04:10Et du côté iranien, c'est là que c'est intéressant puisque c'est la grande inconnue.
04:14Alors, effectivement, les Américains ont commencé à bombarder ce qu'on appelle les lanceurs identifiés.
04:20Quand on regarde ces images, effectivement, selon les États-Unis, 80% des lanceurs identifiés auraient été détruits.
04:27Mais ce qui est intéressant, c'est que reste-t-il à l'intérieur, puisque tout se passe dans les
04:32souterrains.
04:34Et on le sait bien, effectivement, parce que l'armée iranienne publie énormément de vidéos de propagande.
04:39Voilà. Et ces vidéos, ce ne sont pas des images générées par intelligence artificielle.

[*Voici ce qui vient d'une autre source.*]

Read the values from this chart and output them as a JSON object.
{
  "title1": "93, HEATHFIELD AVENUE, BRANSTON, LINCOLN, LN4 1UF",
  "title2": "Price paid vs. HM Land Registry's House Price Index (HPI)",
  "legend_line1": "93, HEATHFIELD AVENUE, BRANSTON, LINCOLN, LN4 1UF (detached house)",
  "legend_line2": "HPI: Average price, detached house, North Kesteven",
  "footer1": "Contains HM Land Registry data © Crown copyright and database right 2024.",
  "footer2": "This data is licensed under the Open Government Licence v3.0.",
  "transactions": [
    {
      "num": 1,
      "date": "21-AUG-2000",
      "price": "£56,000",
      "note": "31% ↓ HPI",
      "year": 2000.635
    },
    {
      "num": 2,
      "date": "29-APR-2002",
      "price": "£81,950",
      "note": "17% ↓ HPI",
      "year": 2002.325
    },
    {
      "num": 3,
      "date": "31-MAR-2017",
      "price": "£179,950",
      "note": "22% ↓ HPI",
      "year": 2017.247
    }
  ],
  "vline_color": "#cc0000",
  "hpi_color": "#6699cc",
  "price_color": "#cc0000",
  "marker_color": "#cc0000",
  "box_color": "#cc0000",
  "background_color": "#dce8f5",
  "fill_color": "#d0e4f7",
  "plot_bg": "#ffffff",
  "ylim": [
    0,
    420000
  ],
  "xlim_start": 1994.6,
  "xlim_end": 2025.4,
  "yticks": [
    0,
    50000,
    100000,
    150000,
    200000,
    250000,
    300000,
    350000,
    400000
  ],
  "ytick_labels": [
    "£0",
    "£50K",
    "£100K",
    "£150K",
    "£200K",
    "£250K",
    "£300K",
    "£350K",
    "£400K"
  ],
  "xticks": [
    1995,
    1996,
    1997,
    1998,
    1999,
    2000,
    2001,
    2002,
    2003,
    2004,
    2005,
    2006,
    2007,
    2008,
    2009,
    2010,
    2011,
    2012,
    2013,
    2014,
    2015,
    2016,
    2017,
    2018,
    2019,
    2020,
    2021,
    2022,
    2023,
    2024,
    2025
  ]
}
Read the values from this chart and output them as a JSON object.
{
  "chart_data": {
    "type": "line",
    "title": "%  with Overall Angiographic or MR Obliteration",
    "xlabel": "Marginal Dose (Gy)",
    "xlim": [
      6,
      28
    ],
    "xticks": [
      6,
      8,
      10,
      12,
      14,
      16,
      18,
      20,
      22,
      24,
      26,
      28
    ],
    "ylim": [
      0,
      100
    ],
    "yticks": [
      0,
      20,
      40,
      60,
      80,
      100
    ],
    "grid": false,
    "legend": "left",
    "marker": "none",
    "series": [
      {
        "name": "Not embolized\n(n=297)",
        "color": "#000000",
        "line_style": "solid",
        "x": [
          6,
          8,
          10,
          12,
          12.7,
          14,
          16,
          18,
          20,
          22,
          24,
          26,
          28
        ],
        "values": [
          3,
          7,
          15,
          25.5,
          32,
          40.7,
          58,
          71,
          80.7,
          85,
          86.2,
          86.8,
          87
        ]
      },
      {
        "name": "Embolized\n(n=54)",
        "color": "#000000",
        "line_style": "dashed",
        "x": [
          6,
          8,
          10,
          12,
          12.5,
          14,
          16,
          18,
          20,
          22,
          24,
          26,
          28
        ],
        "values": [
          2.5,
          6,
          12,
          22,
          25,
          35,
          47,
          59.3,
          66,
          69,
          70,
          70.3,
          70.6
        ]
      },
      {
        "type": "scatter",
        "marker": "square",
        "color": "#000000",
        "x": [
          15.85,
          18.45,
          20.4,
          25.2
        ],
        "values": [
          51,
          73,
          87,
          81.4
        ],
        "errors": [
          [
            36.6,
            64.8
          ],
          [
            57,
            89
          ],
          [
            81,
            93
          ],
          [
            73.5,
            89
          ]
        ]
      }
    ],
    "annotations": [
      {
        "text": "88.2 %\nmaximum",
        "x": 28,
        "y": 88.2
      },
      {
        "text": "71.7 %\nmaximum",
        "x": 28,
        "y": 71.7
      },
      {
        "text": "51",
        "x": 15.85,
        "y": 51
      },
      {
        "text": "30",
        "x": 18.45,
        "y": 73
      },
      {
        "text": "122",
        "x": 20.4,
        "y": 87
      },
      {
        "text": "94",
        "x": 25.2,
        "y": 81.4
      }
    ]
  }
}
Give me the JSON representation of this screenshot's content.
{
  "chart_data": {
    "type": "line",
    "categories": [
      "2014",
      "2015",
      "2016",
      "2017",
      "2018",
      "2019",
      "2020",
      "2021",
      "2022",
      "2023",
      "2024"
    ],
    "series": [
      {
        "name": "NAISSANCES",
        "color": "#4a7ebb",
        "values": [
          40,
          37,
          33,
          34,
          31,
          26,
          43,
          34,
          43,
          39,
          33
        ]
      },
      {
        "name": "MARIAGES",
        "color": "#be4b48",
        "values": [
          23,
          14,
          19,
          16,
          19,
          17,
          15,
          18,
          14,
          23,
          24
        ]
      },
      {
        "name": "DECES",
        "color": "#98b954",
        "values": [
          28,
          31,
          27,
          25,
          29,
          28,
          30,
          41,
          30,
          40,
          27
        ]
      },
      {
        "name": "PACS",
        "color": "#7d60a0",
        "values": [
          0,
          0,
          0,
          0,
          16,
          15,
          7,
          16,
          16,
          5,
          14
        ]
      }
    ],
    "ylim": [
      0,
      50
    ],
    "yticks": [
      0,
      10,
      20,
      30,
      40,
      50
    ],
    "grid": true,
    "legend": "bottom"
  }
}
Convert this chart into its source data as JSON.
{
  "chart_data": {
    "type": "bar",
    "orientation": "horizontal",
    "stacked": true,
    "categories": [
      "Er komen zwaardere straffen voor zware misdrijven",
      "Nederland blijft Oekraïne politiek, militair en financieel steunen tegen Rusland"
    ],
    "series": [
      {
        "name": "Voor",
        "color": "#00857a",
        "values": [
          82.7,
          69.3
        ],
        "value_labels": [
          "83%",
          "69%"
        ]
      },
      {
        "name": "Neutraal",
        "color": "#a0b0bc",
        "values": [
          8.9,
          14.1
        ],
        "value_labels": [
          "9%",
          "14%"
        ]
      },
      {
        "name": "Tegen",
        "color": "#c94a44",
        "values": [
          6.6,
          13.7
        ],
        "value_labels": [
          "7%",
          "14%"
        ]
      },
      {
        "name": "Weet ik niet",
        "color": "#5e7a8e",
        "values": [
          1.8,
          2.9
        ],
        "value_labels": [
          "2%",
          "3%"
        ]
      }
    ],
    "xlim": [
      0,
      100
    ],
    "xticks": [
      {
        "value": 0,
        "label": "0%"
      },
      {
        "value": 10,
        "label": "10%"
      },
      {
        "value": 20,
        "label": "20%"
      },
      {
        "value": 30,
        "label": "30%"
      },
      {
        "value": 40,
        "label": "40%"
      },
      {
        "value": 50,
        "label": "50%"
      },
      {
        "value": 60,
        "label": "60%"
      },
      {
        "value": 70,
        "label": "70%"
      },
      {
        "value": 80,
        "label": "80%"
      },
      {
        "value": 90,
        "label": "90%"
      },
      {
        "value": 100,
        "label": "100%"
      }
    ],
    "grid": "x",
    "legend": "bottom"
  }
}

04:43C'est une réalité avec des tunnels qui sont sophistiqués, qui sont, on le voit bien, bien alimentés en électricité,
04:50qui sont bétonnés et qui abritent des centaines de munitions différentes.
04:55Ça va donc de ce type de drones, mais il y en a également de missiles, il y en a
05:01pour les drones, il y en a aussi même pour des vedettes, pour les mines marines.
05:06Et donc, ces réseaux qui sont souterrains sont extrêmement difficiles à atteindre.
05:10Et c'est la raison pour laquelle la problématique, c'est que combien de stockages souterrains existent encore ?
05:16Et bien là, pour le moment, on n'a toujours pas la réponse.
05:18En tout cas, effectivement, sur les réseaux sociaux, les images de propagande continuent.
05:22Dernière en date, hier soir, les gardiens de la révolution qui prient dans ces fameux souterrains.
05:45Et il reste une question générale, effectivement, c'est sur la portée balistique de l'Iran.
05:51Puisqu'il y a eu cette frappe la semaine dernière sur la base américaine de Diego Garcia, qui se trouve
05:57au milieu de l'océan Indien.
05:59Une portée de 4000 kilomètres, ce qui a surpris tout le monde, parce qu'on pensait évidemment que ce missile
06:04ne pouvait pas atteindre les 4000 kilomètres.
06:07Oui, effectivement, on était pour le moment sur une portée d'environ 2500 kilomètres.
06:12Et le missile qui est parti d'Iran, vous voyez, il est allé vers l'île de Diego Garcia, vers
06:17cette base américaine.
06:18Mais la problématique, c'est que si on fait le rayon, vous voyez bien que ce missile, eh bien, il
06:23peut atteindre l'Europe.
06:25Et donc, c'est ça ce qui est extrêmement inquiétant.
06:26C'est que l'on voit que les missiles développés par les Iraniens sont performants et en plus, ils sont
06:32précis.
06:33Et donc, c'est une véritable inquiétude, parce que que va-t-il se passer ?
06:36Est-ce qu'ils en ont encore énormément en stock ? Et qui peuvent-ils menacer ?
06:40Bien sûr, peut-être Diego Garcia, mais voilà, on voit bien tout en rouge.
06:45On voit bien surtout que là, c'est la France.
06:46Exactement, et c'est l'Europe.
06:47Et donc, c'est un véritable souci face à cette menace balistique que l'Iran a développée depuis des années.